Greek letter organizations and the athletic program

The history here is contentious, and we have no wish to reopen it. When we joined the Board, suffice it to say, we believed the athletic program was receiving too little support while Greek system was being treated with disregard if not hostility.

Hostility to the Greek system has ended. Alcohol abuse remains a problem, but the College is now more concerned with ensuring the safety of students than with meting out punishment. The athletic program? The College has refurbished Alumni Gymnasium while building, to provide only a partial list, a new varsity house, a new football field, a new baseball diamond, a new soccer facility, and a new field house for the rugby team. And this past autumn the College hired a new athletic director, Harry Sheehy, who by any measure represents one of the most accomplished ADs in the nation.

When he was running Partners in Health, President Kim told the Board not long ago, he hired many recent college graduates. He examined resumes not only for academic achievements but for evidence of collaborative skills. If he could hire someone who had been both a good student and president of her sorority or captain of his soccer team, President Kim eplained, then he knew he was hiring a young person who could bring a full complement of skills to the work.
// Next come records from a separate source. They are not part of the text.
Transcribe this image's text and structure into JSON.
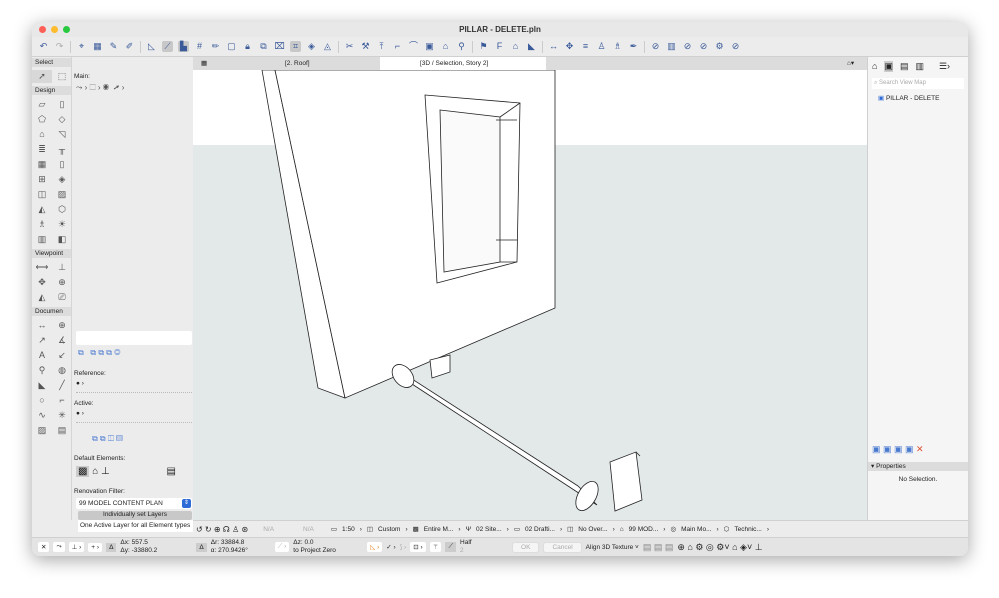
{
  "window": {
    "title": "PILLAR - DELETE.pln"
  },
  "tabs": [
    {
      "label": "[2. Roof]"
    },
    {
      "label": "[3D / Selection, Story 2]"
    }
  ],
  "toolbox": {
    "sections": [
      "Select",
      "Design",
      "Viewpoint",
      "Documen"
    ]
  },
  "info": {
    "main_label": "Main:",
    "reference_label": "Reference:",
    "active_label": "Active:",
    "default_elements_label": "Default Elements:",
    "renovation_filter_label": "Renovation Filter:",
    "renovation_filter_value": "99 MODEL CONTENT PLAN",
    "layers_button": "Individually set Layers",
    "layers_option": "One Active Layer for all Element types"
  },
  "navigator": {
    "search_placeholder": "Search View Map",
    "root_item": "PILLAR - DELETE",
    "properties_label": "Properties",
    "properties_value": "No Selection."
  },
  "view_bar": {
    "na1": "N/A",
    "na2": "N/A",
    "scale": "1:50",
    "custom": "Custom",
    "model": "Entire M...",
    "site": "02 Site...",
    "drafting": "02 Drafti...",
    "override": "No Over...",
    "mod": "99 MOD...",
    "main": "Main Mo...",
    "technic": "Technic..."
  },
  "coords": {
    "dx": "557.5",
    "dy": "-33880.2",
    "dr": "33884.8",
    "angle": "270.9426°",
    "dz": "0.0",
    "reference": "to Project Zero",
    "half": "Half",
    "half_value": "2"
  },
  "actions": {
    "ok": "OK",
    "cancel": "Cancel",
    "align": "Align 3D Texture"
  },
  "colors": {
    "accent": "#2f6bd6",
    "viewport_bg": "#e3e8e9"
  }
}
While the College's academic program must of course always come first, President Kim continued, “Athletics and the Greek letter system should serve as competitive advantages for Dartmouth students.”

Why, then, have we piped down? Because there's no longer much to pipe up about. The concerns we articulated as candidates for the Board have been addressed. The College remains dedicated to undergraduate instruction. Its finances are sound. It cherishes freedom of speech. It has renewed its support for the athletic program while encouraging vibrant fraternities and sororities. Work remains- while less frequent, for example, oversubscribed courses remain a concern, and some budget issues still need to be addressed. Yet under President Kim the College is poised to proceed from strength to strength.

Which leads to our final request for your support. President Kim, we believe, is a remarkably gifted, dedicated, and energetic man—a leader whose talents fit the needs and opportunities the College now faces. As the Dartmouth Review put it in an editorial earlier this year, “Here…is a man who appears to belong at the helm of this great institution.”

When alumni disagree with President Kim, they should say so—freely and without reservation. But let's make our criticisms of President Kim constructive. And let's extend to him the goodwill that a president who has already done a great deal for the College surely deserves. Not everyone possesses the skills to administer such a complicated institution—or would love the place enough to have left the comfort of his home on a dreary night this past weekend to join the freshman class in a sprint around the homecoming bonfire.